Closed will-moore closed 1 year ago
So just to clarify: we (1) generated invalid (from omero-cli-zarr) and (2) validated invalid datasets, but the spec never said that it was correct, right?
I'm trying to get my head around whether or not we need a major warning of any form (and/or be permissive of the plural for this version?!)
Not sure what you mean by:
but the spec never said that it was correct
Translating the spec into JSON schema (or vice versa) was a manual process, hence error-prone.
It's invalid for the "unit" to be a number (instead of a string) but it's not invalid to add a custom "units" value, since JSON schema allows custom keys. I think it's possible to set the schema to dis-allow any custom / unrecognised keys, but I think we've chosen not to do that because we want to allow extensibility or at least temp addition of custom metadata. Even with the fix to "unit", we are still permissive of "units"!

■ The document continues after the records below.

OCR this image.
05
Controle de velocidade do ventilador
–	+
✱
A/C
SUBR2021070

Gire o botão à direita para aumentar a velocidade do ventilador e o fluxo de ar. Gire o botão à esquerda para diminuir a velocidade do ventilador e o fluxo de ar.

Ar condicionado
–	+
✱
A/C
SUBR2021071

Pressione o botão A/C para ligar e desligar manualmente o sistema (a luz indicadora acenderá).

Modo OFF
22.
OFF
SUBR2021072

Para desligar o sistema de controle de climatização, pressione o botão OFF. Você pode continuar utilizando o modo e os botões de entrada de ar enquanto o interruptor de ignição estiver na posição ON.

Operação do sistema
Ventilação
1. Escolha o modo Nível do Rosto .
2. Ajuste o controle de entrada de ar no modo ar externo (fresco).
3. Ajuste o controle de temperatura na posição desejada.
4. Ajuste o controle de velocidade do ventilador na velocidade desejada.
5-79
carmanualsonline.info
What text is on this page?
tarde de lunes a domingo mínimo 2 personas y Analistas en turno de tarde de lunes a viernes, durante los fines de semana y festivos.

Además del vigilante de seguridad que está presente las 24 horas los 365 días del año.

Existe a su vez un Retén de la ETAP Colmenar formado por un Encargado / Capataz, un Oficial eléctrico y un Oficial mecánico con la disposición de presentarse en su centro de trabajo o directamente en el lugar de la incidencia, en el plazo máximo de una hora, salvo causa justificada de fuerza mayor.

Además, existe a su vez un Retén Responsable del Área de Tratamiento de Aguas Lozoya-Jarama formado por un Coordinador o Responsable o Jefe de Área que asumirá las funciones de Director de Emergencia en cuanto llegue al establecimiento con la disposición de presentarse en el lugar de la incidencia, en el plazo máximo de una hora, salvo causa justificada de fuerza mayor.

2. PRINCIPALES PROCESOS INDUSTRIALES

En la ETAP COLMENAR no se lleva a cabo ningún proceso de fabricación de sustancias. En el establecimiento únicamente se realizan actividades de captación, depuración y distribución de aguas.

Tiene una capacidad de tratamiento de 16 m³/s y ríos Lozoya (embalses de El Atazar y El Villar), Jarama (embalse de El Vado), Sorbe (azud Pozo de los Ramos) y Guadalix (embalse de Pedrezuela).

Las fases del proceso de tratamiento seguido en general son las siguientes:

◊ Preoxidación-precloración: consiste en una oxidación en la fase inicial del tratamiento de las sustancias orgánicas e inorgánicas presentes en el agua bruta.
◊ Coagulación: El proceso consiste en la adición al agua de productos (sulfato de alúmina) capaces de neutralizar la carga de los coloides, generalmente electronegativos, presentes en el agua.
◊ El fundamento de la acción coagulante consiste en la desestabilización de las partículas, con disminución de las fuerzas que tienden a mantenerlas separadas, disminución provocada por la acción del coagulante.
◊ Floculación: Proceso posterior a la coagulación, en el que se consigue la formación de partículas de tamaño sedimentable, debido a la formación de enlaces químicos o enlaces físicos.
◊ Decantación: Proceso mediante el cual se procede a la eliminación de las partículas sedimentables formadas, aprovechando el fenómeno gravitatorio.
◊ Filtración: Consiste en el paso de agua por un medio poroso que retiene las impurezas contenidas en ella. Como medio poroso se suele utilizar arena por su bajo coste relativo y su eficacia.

I'm not sure we need a major warning. The most significant "bug" would be that if you used the "units" schema, then it wouldn't have flagged "unit": 100
as invalid. But that seems kinda edge-case scenario.
Not sure what you mean by:
i.e. the typo was never in the spec, but as you say, only in the translation to the validator and omero-cli-zarr.
Even with the fix to "unit", we are still permissive of "units"!
With permissive I meant more that we would also recognize the plural as valid. (Would be quite the kludge)
The most significant "bug" would be that if you used the "units" schema, then it wouldn't have flagged "unit": 100 as invalid. But that seems kinda edge-case scenario.
For this repo, agreed. But do we have a feeling how many filesets are out there? Can the validator warn about the particular use case of "units"
? i.e. (softly) disallow it to help people out?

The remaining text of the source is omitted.